早稲田大学・ 方法論セミナー(数理分析) 10

1.目標

 ゲーム理論を用いることで,実際に,政治現象をどのように理解することができるのか,取得,実感してもらうことが目標です.ゲーム理論そのものを学習する段階は終わっていることを前提に,ゲーム理論を分析のツールとして使いこなすトレーニングをしてもらうことを目指します.

 言い方を変えれば,この講義は,導入段階の取得者に対して,advancedではなくappliedな内容を提供するものです.また,その方法として,関連文献の多読ではなく,自分自身での作業を行うという方向性をもっています.

2.方法

 例題を解いてもらいます.といっても,これまでゲーム理論の学習で行ってきたような,解を求めるたぐいの例題とは異なります.ここで行うのは,ゲームそのものを構築してもらうことです.分析対象となる政治的事象(担当者の専門の関係から,現代国内政治が中心となります.あしからずご了承ください)を,こちらから与えますので,ゲーム理論を用いて,それを適切に分析してください.ゲームの構造をどのように設定すればその事象を捉えられるか,解はどのようなものになるか(いかなる均衡概念を用いるか),いかなる含意がそこから得られるか,さらに,実証研究にどのようにつなげていくかといった四点を検討してもらいます.

 その後,各自の分析をプレゼンテーションしてもらいます.報告に対して担当者を含め全員でディスカッションを行います.

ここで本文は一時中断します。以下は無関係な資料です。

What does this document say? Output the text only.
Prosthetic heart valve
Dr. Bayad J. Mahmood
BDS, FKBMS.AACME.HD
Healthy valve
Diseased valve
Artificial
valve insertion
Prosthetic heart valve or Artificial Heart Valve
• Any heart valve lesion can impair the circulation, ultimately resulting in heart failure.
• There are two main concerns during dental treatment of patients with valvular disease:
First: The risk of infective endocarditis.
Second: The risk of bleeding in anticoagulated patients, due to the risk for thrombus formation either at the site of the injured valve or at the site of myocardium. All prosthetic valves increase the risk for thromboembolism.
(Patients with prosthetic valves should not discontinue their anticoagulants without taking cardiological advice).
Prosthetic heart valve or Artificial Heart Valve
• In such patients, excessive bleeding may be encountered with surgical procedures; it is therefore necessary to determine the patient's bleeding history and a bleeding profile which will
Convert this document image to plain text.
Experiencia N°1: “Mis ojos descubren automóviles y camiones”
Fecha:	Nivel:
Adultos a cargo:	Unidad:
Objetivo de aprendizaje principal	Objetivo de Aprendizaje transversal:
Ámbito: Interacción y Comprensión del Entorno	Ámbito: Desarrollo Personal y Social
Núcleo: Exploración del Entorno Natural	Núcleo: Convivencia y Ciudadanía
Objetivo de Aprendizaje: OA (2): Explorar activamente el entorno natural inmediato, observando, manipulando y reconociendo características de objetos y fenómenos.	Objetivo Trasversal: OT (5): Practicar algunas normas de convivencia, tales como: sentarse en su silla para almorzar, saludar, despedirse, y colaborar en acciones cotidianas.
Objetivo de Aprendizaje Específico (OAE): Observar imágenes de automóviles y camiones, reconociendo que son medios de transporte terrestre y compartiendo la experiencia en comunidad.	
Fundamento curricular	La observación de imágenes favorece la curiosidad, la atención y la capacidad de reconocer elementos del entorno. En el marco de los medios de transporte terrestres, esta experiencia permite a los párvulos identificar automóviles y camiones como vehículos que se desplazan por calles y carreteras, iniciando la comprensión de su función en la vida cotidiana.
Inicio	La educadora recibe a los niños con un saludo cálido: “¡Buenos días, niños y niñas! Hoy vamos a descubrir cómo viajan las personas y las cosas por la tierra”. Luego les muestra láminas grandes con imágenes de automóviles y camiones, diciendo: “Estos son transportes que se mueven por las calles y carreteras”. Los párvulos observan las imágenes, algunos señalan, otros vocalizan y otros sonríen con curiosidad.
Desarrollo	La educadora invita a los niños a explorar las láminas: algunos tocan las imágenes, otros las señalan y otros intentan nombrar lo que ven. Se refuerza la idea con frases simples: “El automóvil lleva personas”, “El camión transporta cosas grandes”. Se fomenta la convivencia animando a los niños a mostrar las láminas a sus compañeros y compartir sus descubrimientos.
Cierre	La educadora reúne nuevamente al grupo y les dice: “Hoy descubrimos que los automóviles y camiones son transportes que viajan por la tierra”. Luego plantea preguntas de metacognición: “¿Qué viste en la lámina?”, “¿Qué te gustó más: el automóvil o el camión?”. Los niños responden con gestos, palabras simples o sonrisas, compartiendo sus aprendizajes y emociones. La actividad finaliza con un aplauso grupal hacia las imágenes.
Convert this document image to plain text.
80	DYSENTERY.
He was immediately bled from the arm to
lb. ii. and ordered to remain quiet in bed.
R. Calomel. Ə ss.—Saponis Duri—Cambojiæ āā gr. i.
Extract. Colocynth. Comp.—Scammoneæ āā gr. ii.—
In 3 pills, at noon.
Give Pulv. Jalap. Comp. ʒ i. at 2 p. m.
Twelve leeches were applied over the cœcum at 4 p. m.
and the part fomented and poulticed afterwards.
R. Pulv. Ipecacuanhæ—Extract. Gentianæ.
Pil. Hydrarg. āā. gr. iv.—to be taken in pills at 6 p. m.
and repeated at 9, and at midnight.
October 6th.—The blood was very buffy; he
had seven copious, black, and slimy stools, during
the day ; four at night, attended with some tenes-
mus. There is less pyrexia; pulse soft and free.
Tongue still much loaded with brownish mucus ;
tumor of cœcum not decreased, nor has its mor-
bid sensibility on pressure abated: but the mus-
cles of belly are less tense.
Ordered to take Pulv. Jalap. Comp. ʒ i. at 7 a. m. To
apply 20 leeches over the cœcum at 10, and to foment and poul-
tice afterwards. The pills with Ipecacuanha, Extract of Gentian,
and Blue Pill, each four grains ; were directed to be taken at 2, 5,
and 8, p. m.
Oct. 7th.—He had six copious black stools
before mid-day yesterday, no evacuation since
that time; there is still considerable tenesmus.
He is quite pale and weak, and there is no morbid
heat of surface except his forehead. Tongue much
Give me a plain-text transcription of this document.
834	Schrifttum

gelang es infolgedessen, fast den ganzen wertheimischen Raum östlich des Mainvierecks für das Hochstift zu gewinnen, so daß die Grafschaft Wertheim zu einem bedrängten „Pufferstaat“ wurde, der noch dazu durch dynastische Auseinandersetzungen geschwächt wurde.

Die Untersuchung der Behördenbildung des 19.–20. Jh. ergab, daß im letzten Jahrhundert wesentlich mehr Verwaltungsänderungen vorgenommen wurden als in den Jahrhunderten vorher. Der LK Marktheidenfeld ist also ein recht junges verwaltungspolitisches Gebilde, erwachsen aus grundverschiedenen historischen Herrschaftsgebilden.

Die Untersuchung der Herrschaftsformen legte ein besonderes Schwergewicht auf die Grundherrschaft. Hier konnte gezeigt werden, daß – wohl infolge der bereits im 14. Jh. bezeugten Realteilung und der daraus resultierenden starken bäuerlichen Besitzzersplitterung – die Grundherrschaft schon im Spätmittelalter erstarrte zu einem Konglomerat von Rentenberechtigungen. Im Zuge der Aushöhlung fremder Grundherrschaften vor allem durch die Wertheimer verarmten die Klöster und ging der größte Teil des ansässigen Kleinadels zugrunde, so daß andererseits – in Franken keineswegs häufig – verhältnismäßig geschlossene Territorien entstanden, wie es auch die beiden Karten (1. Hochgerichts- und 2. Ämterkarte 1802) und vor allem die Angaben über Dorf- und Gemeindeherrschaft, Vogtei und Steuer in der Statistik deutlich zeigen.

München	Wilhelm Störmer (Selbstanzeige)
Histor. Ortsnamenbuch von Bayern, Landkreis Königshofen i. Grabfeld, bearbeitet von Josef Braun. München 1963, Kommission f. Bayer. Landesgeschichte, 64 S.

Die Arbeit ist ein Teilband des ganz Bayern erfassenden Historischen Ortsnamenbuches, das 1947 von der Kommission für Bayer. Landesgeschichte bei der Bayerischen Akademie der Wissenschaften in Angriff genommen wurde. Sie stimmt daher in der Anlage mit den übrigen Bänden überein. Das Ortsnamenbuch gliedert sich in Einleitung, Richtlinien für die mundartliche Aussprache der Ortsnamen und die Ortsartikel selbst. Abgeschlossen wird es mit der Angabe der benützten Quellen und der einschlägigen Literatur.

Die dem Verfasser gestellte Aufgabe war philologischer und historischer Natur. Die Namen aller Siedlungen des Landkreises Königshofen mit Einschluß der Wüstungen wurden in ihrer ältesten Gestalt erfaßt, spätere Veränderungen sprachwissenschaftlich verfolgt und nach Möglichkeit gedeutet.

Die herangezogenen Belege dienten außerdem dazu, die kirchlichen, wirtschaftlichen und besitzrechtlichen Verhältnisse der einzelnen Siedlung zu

 合宿形式であることのメリットを生かすべく,次のように進めることを考えています.初日の午後は,その場で軽めの課題を提示し,肩慣らしをしてもらった上で,次の日に向けての課題を提示します.したがってその日の夕方〜夜に作業を進めてもらうこととなります.二日目の午前と午後にその報告と検討を行います.再び三日目に向けての課題を提示しますので,二日目の夕方に作業を進めてください.三日目の午前中に報告と検討を行います.

 ゲームの種類でいうと,次のようなものを扱う予定です.

 初日(課題1から4);完全完備情報,プレイヤーが2から数名のもの,政策選択をめぐるゲーム

 二日目;不完全情報,不完備情報のモデル.プレイヤーが多人数のもの,政策選択以外のゲーム

3.評価

 議論や作業に積極的に参加し,二日目夜の課題について,三日目の検討を踏まえながら,帰宅後,文章化してレポートとして提出することによって単位を認定します.